Look at past SHARE presentations on the subject as well the Redbooks. They carry a wealth of information related to Linux guests and paging.

Jim

On 2/23/2010 12:23 PM, Mike Walter wrote:
Mark,

Yes, we're paging. A lot! And the page volumes are filling up too!
Not being a performance geek, and without any knowledge of your
environment other except that you have Linux for System z guests,
something sounds a little fishy.

Just guessing from other's past posts: could it be that your Linux guests
had been given VM sizes based on what the distributed servers had?

IIRC, Linux caches a lot of files in its storage.  That's great in a
distributed server that has lower I/O throughput (all I/O is serviced by
the CPU on the motherboard vs. being handed off to an I/O processor on
System z), and where distributed memory is a lot cheaper than System z
memory.

On System z, memory is (relatively) expensive, I/O's are VERY fast (and do
not impact the CPU much), and MDISK cache is quite good.  Giving Linux for
System z servers lots of memory because that's what they had on
distributed servers (presuming that the memory is mostly file caching),
and having the Linux server also cached in minidisk cache is quite a waste
(double caching).  IIRC, MDCACHE beats Linux cache in almost every case.

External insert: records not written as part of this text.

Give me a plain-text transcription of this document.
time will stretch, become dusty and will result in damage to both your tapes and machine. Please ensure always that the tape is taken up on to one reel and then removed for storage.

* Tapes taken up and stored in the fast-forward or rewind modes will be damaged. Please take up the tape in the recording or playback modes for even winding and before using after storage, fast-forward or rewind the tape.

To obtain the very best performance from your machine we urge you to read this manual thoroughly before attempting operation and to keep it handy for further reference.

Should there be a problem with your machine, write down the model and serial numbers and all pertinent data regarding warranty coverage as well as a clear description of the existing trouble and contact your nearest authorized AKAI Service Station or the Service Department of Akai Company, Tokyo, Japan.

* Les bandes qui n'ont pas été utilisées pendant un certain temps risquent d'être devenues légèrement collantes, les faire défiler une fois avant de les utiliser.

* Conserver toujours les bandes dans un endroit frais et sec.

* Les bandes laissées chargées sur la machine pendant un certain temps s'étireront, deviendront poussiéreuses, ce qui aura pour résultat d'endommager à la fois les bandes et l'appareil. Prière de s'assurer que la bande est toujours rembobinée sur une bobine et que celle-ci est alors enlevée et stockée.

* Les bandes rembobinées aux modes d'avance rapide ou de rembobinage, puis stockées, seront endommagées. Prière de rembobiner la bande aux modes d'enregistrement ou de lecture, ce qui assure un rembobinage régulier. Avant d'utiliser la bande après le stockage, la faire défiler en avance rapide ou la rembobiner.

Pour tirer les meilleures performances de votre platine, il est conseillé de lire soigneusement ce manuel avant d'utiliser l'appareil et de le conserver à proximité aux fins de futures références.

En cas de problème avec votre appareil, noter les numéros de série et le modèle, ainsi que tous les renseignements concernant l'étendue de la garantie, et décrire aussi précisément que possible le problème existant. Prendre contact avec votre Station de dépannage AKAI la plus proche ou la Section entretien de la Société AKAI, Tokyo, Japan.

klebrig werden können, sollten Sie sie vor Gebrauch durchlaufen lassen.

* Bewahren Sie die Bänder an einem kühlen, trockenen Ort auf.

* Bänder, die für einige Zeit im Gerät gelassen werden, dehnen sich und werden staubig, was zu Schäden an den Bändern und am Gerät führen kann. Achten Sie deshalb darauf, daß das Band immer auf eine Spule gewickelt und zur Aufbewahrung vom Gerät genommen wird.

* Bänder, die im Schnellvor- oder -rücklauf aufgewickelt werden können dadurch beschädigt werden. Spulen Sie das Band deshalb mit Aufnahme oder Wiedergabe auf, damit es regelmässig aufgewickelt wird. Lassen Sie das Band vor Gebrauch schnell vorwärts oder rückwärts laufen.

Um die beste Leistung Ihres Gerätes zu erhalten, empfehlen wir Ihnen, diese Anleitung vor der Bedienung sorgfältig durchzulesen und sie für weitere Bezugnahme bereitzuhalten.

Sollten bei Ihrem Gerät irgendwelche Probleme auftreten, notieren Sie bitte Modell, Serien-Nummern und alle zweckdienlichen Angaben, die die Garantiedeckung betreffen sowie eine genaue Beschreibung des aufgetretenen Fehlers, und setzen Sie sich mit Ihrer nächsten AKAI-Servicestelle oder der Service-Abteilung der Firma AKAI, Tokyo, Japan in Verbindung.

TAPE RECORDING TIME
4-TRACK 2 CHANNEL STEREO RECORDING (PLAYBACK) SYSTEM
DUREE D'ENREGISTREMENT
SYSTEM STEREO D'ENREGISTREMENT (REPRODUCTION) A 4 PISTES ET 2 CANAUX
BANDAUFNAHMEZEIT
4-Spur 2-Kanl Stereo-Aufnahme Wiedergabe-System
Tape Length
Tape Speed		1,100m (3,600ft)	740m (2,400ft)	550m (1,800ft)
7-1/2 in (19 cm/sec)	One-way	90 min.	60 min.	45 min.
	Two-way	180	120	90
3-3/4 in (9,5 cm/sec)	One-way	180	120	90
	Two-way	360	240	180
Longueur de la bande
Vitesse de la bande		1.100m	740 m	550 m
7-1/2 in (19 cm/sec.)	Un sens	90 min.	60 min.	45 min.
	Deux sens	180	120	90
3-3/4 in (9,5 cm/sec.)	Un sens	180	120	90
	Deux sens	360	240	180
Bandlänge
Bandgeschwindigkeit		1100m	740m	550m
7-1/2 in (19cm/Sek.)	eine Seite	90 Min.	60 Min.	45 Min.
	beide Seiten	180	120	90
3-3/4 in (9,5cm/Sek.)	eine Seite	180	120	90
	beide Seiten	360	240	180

If you have a good performance monitor for your Linux guests, try to see
*why* they need so much memory.  If it's file cache, try reducing the vm
size significantly (IIRC, Jim Vincent used to recommend 2G or less for
Websphere servers).

Getting the Linux guest memory requirements reduced could improve your
z/VM paging requirements.

Good hunting!

Mike Walter
Hewitt Associates
The opinions expressed herein are mine alone, not my employer's.